Does this approach work? “They love it,” the manager told me. “They get really creative with their learning plans and really get into those journals. I think it improves their performance. The ones who get into it tend to be the most successful—not just working for me, but after they move on.” She explained that this approach has particularly helped those trainees—knowledge workers, by any definition—who were always bursting with ideas, suggestions for changes, and improvements for their own responsibilities and those of others.

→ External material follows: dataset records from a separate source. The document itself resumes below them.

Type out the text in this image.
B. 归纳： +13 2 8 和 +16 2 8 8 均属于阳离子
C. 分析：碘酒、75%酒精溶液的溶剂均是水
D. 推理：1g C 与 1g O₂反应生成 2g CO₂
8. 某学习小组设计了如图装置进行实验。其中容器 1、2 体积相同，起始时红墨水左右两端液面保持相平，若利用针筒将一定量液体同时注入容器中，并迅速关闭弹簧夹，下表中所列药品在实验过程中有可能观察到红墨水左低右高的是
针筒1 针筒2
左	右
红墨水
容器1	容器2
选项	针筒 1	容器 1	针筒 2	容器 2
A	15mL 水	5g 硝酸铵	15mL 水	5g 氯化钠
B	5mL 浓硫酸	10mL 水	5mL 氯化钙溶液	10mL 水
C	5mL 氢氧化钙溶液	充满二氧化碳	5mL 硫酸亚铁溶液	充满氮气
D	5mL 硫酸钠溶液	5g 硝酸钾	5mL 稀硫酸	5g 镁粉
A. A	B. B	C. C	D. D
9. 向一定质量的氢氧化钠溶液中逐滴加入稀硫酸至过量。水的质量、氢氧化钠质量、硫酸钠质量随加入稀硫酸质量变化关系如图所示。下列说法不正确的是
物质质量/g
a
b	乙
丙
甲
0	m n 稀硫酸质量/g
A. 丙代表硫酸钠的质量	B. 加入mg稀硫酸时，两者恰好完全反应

Rather than becoming frustrated by their enthusiasm, this manager chose to channel it: “I started encouraging them to also keep track of their good ideas: ‘When you have an idea, write it down, sit on it for a couple of weeks, and then revisit it. If it still looks like a good idea to you, think about what it might take to implement it. Do a little research; then make a quick project plan.’ This way they are not throwing at us every idea that pops into their heads. I’m taking their ideas seriously, so they take them more seriously. And don’t write them off too quickly, because sometimes they come up with great ideas.”

When they come in the door, Millennials want to hit the ground running. By training them one task a time, giving them the technology tools they need to be fast and efficient, and helping them focus their energy and ideas on the tasks at hand, you’ll be able to plug into their enthusiasm and keep their excitement going past their first day at the job.